Quando perguntado se ter vozes, como a da Rosemary, sintetizadas em um sistema computacional, já não seria substituir a atuação das pessoas, Pedro comentou que a ideia nunca foi acabar com a função de ninguém, mas que o formato de trabalhar poderia mudar: “Atualmente não é preciso ir gravar no estúdio para ter todas as locuções. Muda-se a forma de trabalhar, mas a IA não substitui todo o processo. O processo é humanizado. A direção e o controle de qualidade da locução ainda estão nas nossas mãos. Quem vai olhar, trazer a emoção e o ritmo necessário ainda é o dono da voz”. Marcelo ainda complementou: “A IA não vai substituir o ser humano, mas, com certeza, o ser humano que usa a IA, vai substituir aqueles que não usarem”.
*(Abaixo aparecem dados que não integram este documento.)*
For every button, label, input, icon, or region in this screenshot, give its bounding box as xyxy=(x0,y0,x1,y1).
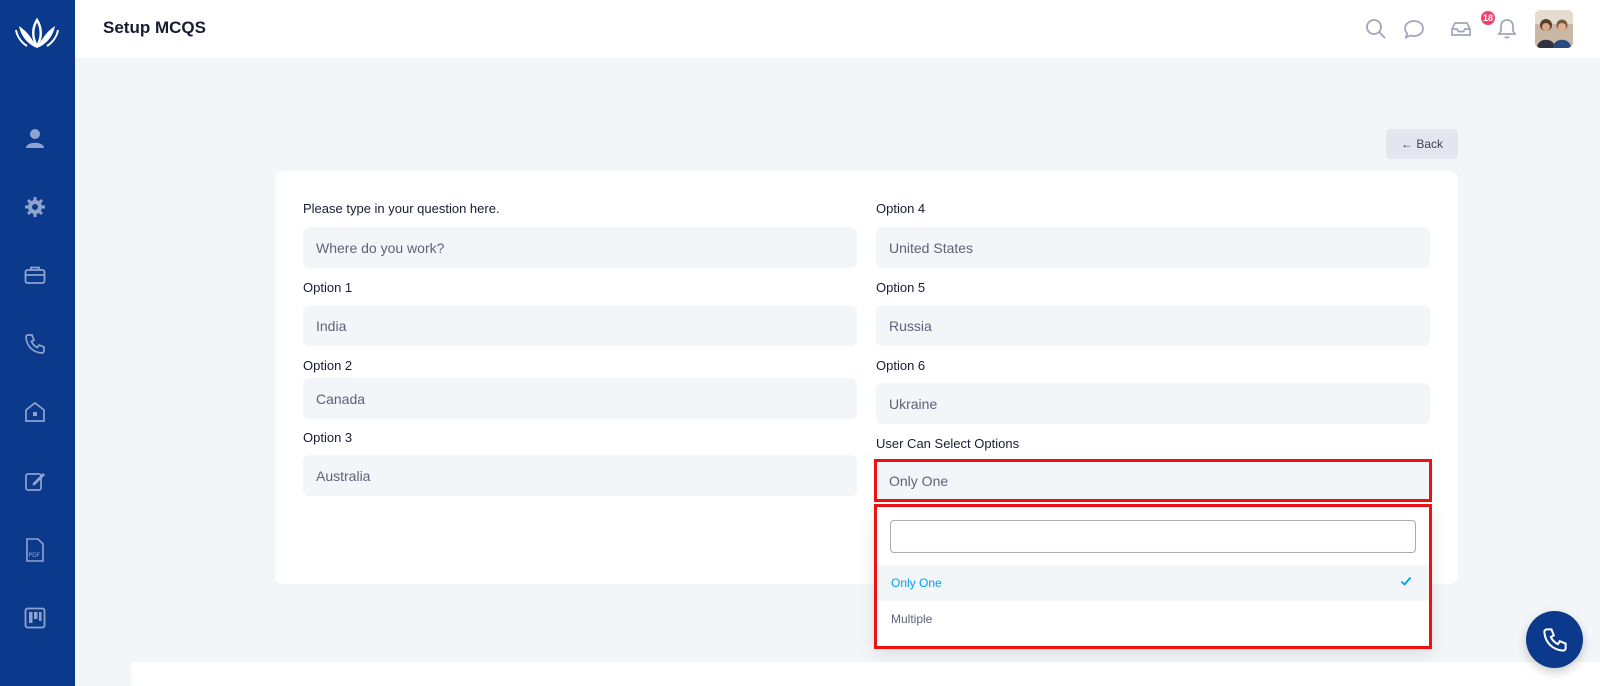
user-icon[interactable] xyxy=(20,123,50,153)
pdf-icon[interactable]: PDF xyxy=(20,535,50,565)
svg-text:PDF: PDF xyxy=(29,552,41,559)
option1-label: Option 1 xyxy=(303,280,353,295)
option5-label: Option 5 xyxy=(876,280,926,295)
bottom-panel xyxy=(131,662,1600,686)
check-icon xyxy=(1400,575,1412,590)
option4-input[interactable]: United States xyxy=(876,227,1430,268)
bell-icon[interactable] xyxy=(1492,14,1522,44)
option1-input[interactable]: India xyxy=(303,305,857,346)
building-icon[interactable] xyxy=(20,397,50,427)
option2-label: Option 2 xyxy=(303,358,353,373)
option6-input[interactable]: Ukraine xyxy=(876,383,1430,424)
phone-icon[interactable] xyxy=(20,329,50,359)
dropdown-option-label: Multiple xyxy=(891,612,933,626)
dropdown-option-only-one[interactable]: Only One xyxy=(876,565,1430,601)
option4-label: Option 4 xyxy=(876,201,926,216)
page-title: Setup MCQS xyxy=(103,18,206,37)
call-button[interactable] xyxy=(1526,611,1583,668)
option3-input[interactable]: Australia xyxy=(303,455,857,496)
board-icon[interactable] xyxy=(20,603,50,633)
question-input[interactable]: Where do you work? xyxy=(303,227,857,268)
select-options-dropdown[interactable]: Only One xyxy=(876,461,1430,501)
question-label: Please type in your question here. xyxy=(303,201,500,216)
gear-icon[interactable] xyxy=(20,192,50,222)
notification-badge: 18 xyxy=(1481,11,1495,25)
dropdown-option-label: Only One xyxy=(891,576,942,590)
phone-icon xyxy=(1542,627,1567,652)
app-logo[interactable] xyxy=(13,14,61,54)
option5-input[interactable]: Russia xyxy=(876,305,1430,346)
back-button[interactable]: ← Back xyxy=(1386,129,1458,159)
edit-icon[interactable] xyxy=(20,466,50,496)
avatar[interactable] xyxy=(1535,10,1573,48)
select-options-label: User Can Select Options xyxy=(876,436,1020,451)
option6-label: Option 6 xyxy=(876,358,926,373)
sidebar: PDF xyxy=(0,0,75,686)
option2-input[interactable]: Canada xyxy=(303,378,857,419)
option3-label: Option 3 xyxy=(303,430,353,445)
briefcase-icon[interactable] xyxy=(20,260,50,290)
inbox-icon[interactable] xyxy=(1446,14,1476,44)
dropdown-search-input[interactable] xyxy=(890,520,1416,553)
dropdown-option-multiple[interactable]: Multiple xyxy=(876,601,1430,637)
select-options-menu: Only One Multiple xyxy=(876,506,1430,646)
search-icon[interactable] xyxy=(1361,14,1391,44)
chat-icon[interactable] xyxy=(1399,14,1429,44)
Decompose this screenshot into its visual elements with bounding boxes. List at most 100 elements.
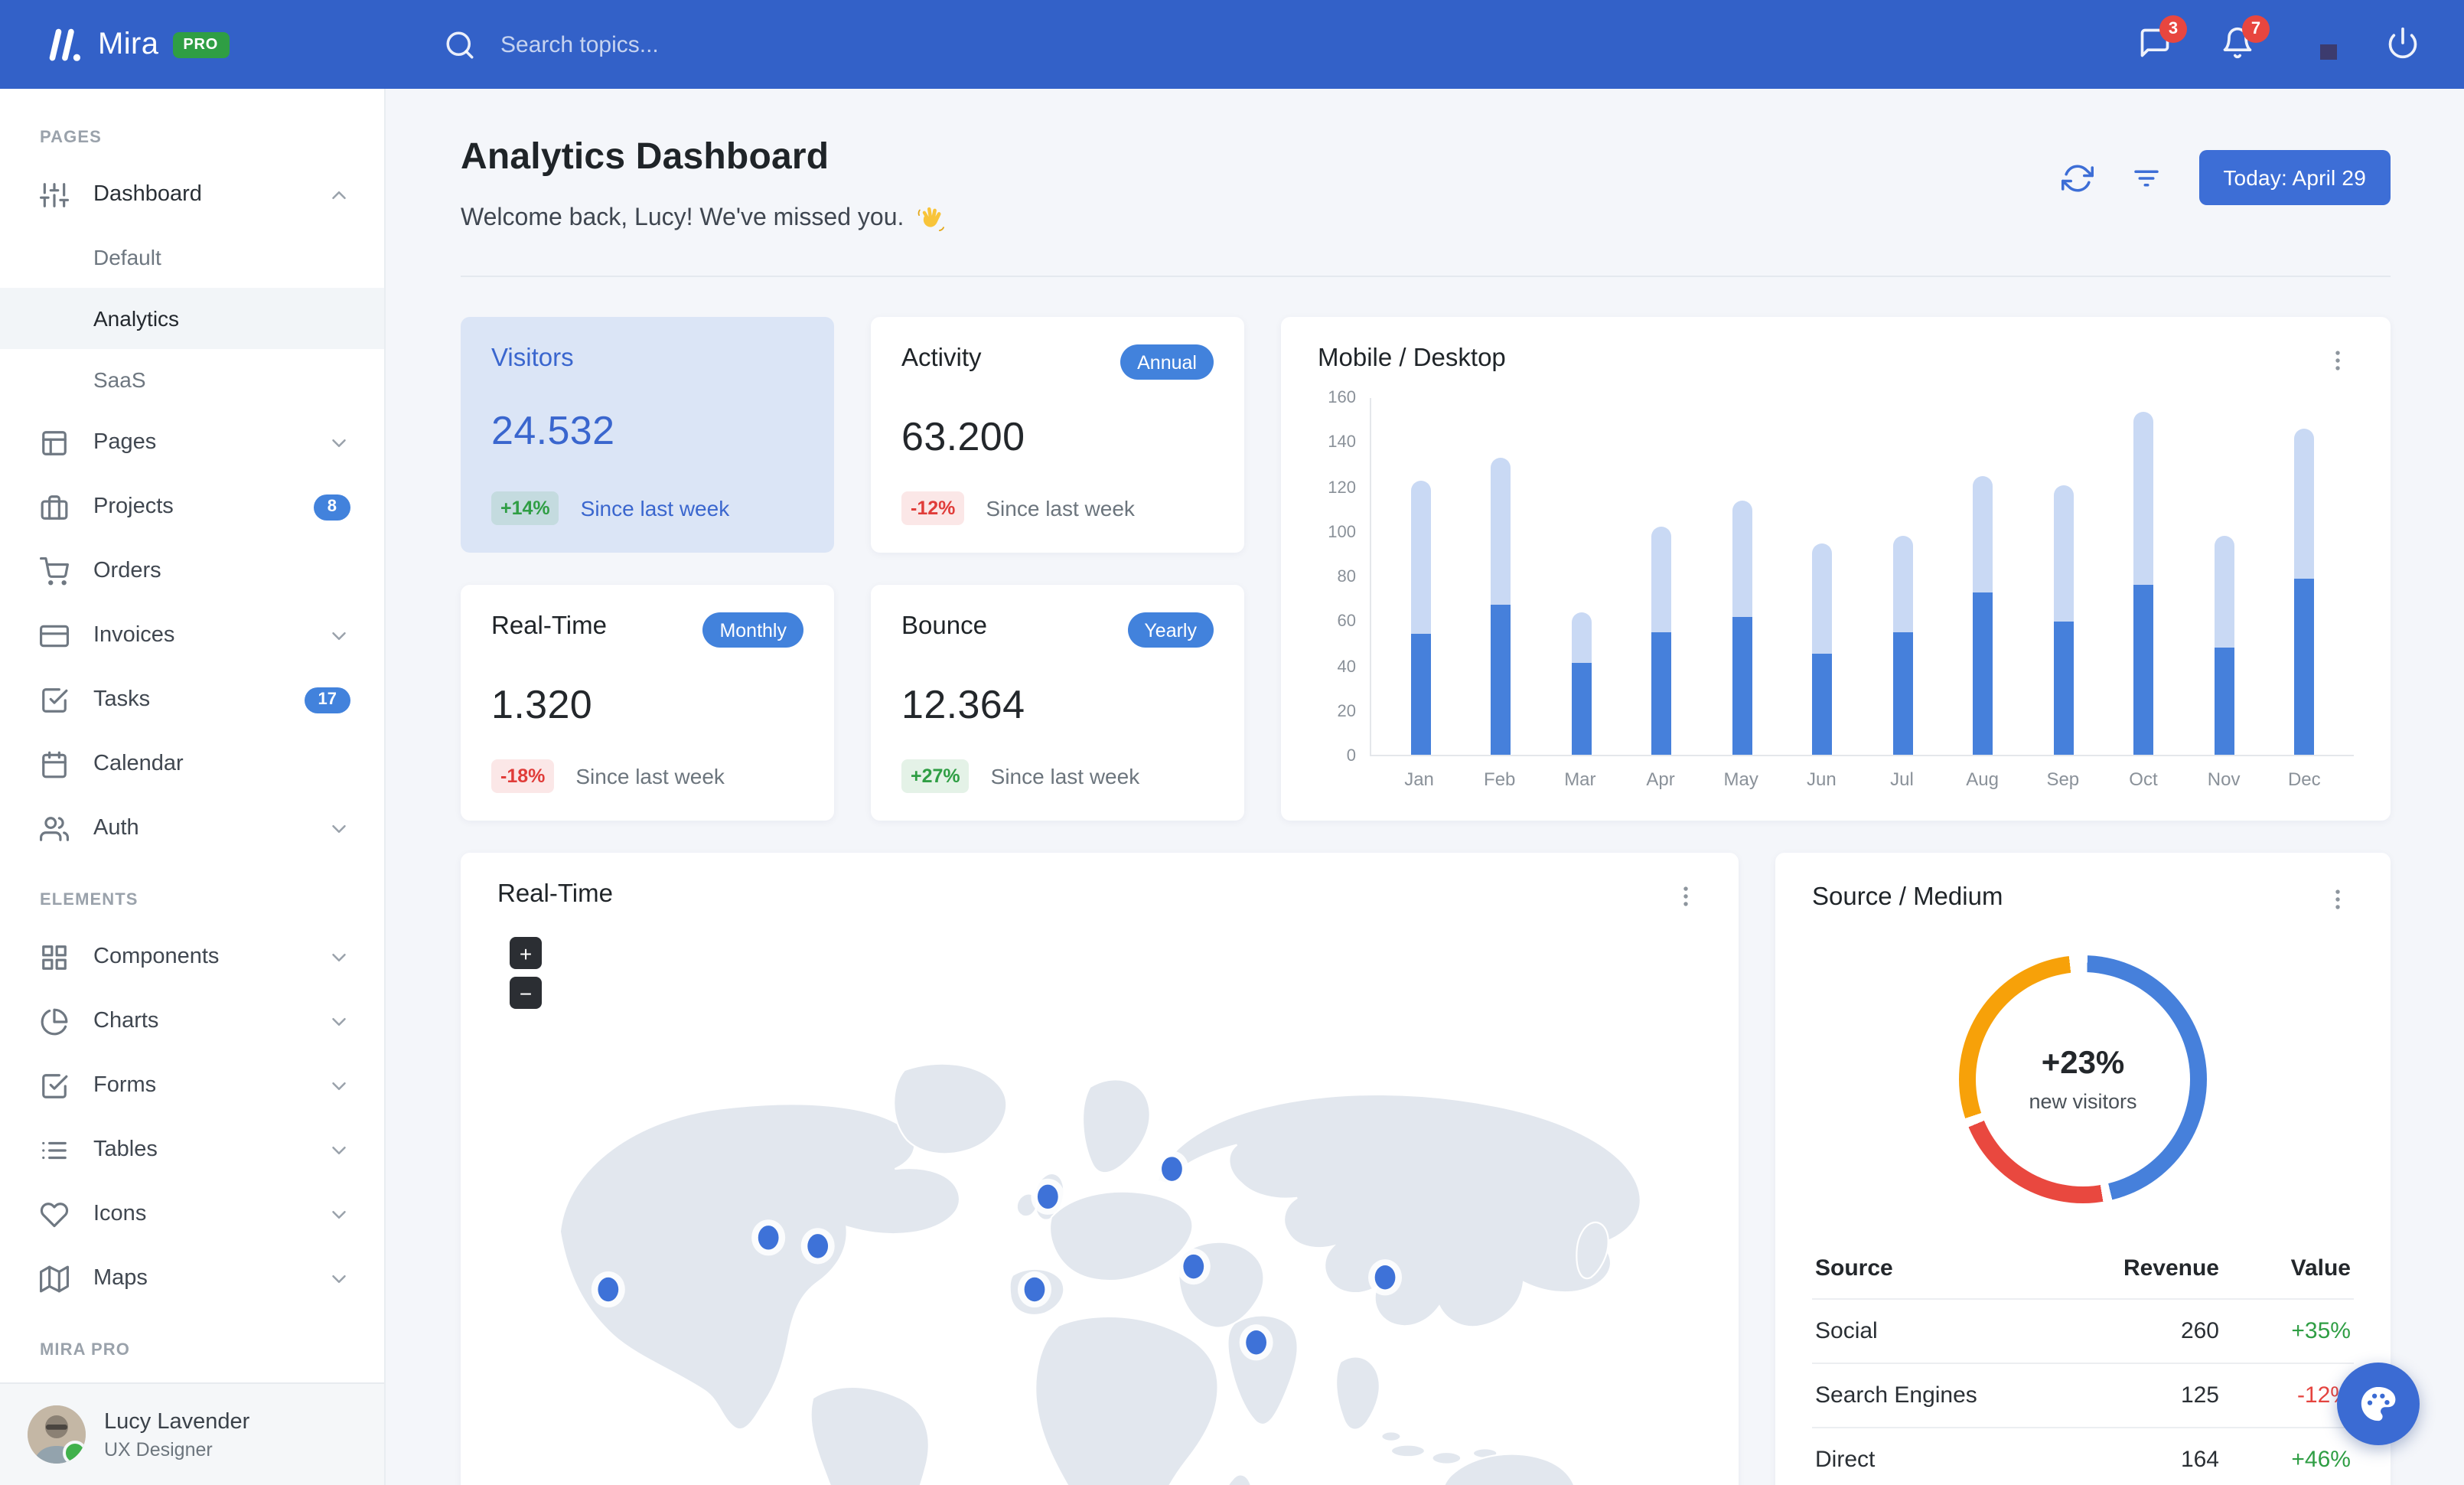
filter-button[interactable]: [2130, 162, 2162, 194]
sidebar-item-label: Tasks: [93, 687, 151, 712]
x-tick-label: Sep: [2046, 769, 2080, 790]
bar-chart-plot: [1370, 398, 2354, 756]
map-marker-spain[interactable]: [1017, 1271, 1052, 1308]
sidebar-user[interactable]: Lucy Lavender UX Designer: [0, 1382, 384, 1485]
sidebar-badge-projects: 8: [313, 494, 350, 520]
source-row-direct: Direct 164 +46%: [1812, 1427, 2354, 1485]
sidebar-item-label: Components: [93, 945, 220, 969]
page-title: Analytics Dashboard: [461, 136, 829, 178]
sidebar-item-tasks[interactable]: Tasks 17: [0, 667, 384, 732]
y-tick-label: 40: [1337, 658, 1357, 676]
search-icon: [446, 31, 474, 58]
sidebar-item-forms[interactable]: Forms: [0, 1053, 384, 1118]
sidebar-item-dashboard[interactable]: Dashboard: [0, 162, 384, 227]
zoom-in-button[interactable]: +: [510, 937, 542, 969]
col-revenue: Revenue: [2123, 1255, 2219, 1281]
sidebar: PAGES Dashboard Default Analytics SaaS Pages P…: [0, 89, 386, 1485]
source-value: +35%: [2291, 1318, 2351, 1344]
map-marker-us-central[interactable]: [751, 1219, 786, 1256]
user-name: Lucy Lavender: [104, 1409, 250, 1434]
chevron-down-icon: [328, 945, 350, 968]
map-marker-turkey[interactable]: [1176, 1248, 1211, 1285]
theme-settings-fab[interactable]: [2337, 1363, 2420, 1445]
bar-chart: 0 20 40 60 80 100 120 140 160: [1318, 389, 2354, 765]
notifications-button[interactable]: 7: [2219, 15, 2270, 63]
bar-dec: [2294, 398, 2315, 755]
source-revenue: 164: [2180, 1447, 2219, 1473]
world-map[interactable]: + −: [497, 919, 1702, 1485]
notifications-count-badge: 7: [2242, 15, 2270, 43]
y-tick-label: 80: [1337, 568, 1357, 586]
sidebar-item-label: Dashboard: [93, 182, 202, 207]
x-tick-label: May: [1723, 769, 1758, 790]
sidebar-item-calendar[interactable]: Calendar: [0, 732, 384, 796]
stat-title: Visitors: [491, 344, 574, 372]
chart-menu-button[interactable]: [2322, 344, 2354, 377]
sidebar-item-charts[interactable]: Charts: [0, 989, 384, 1053]
stat-card-bounce: Bounce Yearly 12.364 +27% Since last wee…: [871, 585, 1244, 821]
global-search[interactable]: [444, 28, 2136, 60]
sidebar-item-components[interactable]: Components: [0, 925, 384, 989]
map-marker-us-west[interactable]: [591, 1271, 625, 1308]
stat-caption: Since last week: [575, 764, 725, 788]
x-tick-label: Feb: [1484, 769, 1516, 790]
sign-out-button[interactable]: [2384, 26, 2421, 63]
search-input[interactable]: [497, 30, 993, 59]
sidebar-item-invoices[interactable]: Invoices: [0, 603, 384, 667]
stat-period-badge[interactable]: Monthly: [702, 612, 803, 648]
refresh-icon: [2061, 164, 2094, 191]
map-marker-uk[interactable]: [1031, 1178, 1065, 1215]
sidebar-subitem-analytics[interactable]: Analytics: [0, 288, 384, 349]
stat-period-badge[interactable]: Annual: [1120, 344, 1214, 380]
sidebar-subitem-saas[interactable]: SaaS: [0, 349, 384, 410]
bar-mobile-segment: [1812, 654, 1833, 755]
chevron-up-icon: [328, 183, 350, 206]
map-marker-india[interactable]: [1239, 1324, 1273, 1361]
bar-mobile-segment: [1973, 592, 1993, 755]
sidebar-item-auth[interactable]: Auth: [0, 796, 384, 860]
sidebar-item-projects[interactable]: Projects 8: [0, 475, 384, 539]
sidebar-item-icons[interactable]: Icons: [0, 1182, 384, 1246]
bar-mobile-segment: [1571, 663, 1592, 755]
messages-button[interactable]: 3: [2136, 15, 2187, 63]
zoom-out-button[interactable]: −: [510, 977, 542, 1009]
brand[interactable]: Mira PRO: [0, 21, 386, 67]
bar-desktop-segment: [1410, 480, 1431, 635]
map-menu-button[interactable]: [1670, 880, 1702, 912]
map-marker-china[interactable]: [1368, 1259, 1403, 1296]
language-button[interactable]: [2302, 26, 2339, 63]
bar-chart-bars: [1371, 398, 2354, 755]
source-name: Social: [1815, 1318, 1878, 1344]
date-button[interactable]: Today: April 29: [2198, 150, 2391, 205]
stat-card-visitors: Visitors 24.532 +14% Since last week: [461, 317, 834, 553]
bar-desktop-segment: [2053, 485, 2074, 622]
x-tick-label: Dec: [2287, 769, 2321, 790]
y-tick-label: 60: [1337, 612, 1357, 632]
page-header: Analytics Dashboard Welcome back, Lucy! …: [461, 132, 2391, 239]
stat-period-badge[interactable]: Yearly: [1127, 612, 1214, 648]
map-marker-russia[interactable]: [1155, 1150, 1189, 1187]
sidebar-item-maps[interactable]: Maps: [0, 1246, 384, 1310]
sidebar-item-tables[interactable]: Tables: [0, 1118, 384, 1182]
sidebar-subitem-default[interactable]: Default: [0, 227, 384, 288]
filter-icon: [2133, 169, 2159, 186]
source-menu-button[interactable]: [2322, 883, 2354, 915]
donut-chart: +23% new visitors: [1959, 955, 2207, 1203]
sidebar-item-label: Pages: [93, 430, 157, 455]
bar-desktop-segment: [1812, 543, 1833, 654]
refresh-button[interactable]: [2061, 162, 2094, 194]
map-marker-us-east[interactable]: [800, 1228, 835, 1265]
bar-mobile-segment: [2294, 578, 2315, 755]
briefcase-icon: [40, 492, 69, 521]
bar-jan: [1410, 398, 1431, 755]
donut-center-label: new visitors: [2029, 1090, 2137, 1113]
sidebar-item-pages[interactable]: Pages: [0, 410, 384, 475]
sidebar-item-orders[interactable]: Orders: [0, 539, 384, 603]
more-vertical-icon: [2335, 351, 2340, 370]
bar-desktop-segment: [1491, 458, 1511, 605]
navbar-actions: 3 7: [2136, 15, 2464, 63]
sidebar-nav: PAGES Dashboard Default Analytics SaaS Pages P…: [0, 89, 384, 1382]
y-tick-label: 160: [1328, 389, 1356, 407]
col-source: Source: [1815, 1255, 1893, 1281]
source-value: +46%: [2291, 1447, 2351, 1473]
Marcelo Lemmer, músico e produtos, comenta sobre as possibilidades de uso da IA para o futuro da audiodescrição. Foto: Taís Vianna
A audiodescrição fortalece a igualdade de direitos entre as pessoas e impacta positivamente a vida de muitos. No dia a dia, são muitas as dificuldades e limitações de acesso para um deficiente visual. A audiodescrição melhora o acesso dessas pessoas à cultura, ao visitar um cinema, teatro, festival, entre outros. Marcelo, que é deficiente visual, finalizou sua fala destacando mais uma vez a importância da AD: “A gente nunca sabe quando vai precisar desses apoios e recursos. É fundamental trabalhar com consultores e profissionais capacitados no processo criativo. A acessibilidade digital, atitudinal, arquitetônica são muito importantes. E, como somos a minoria, cada pessoa que veste a camisa da acessibilidade e briga por isso, nos ajuda a tornar o mundo mais igual”.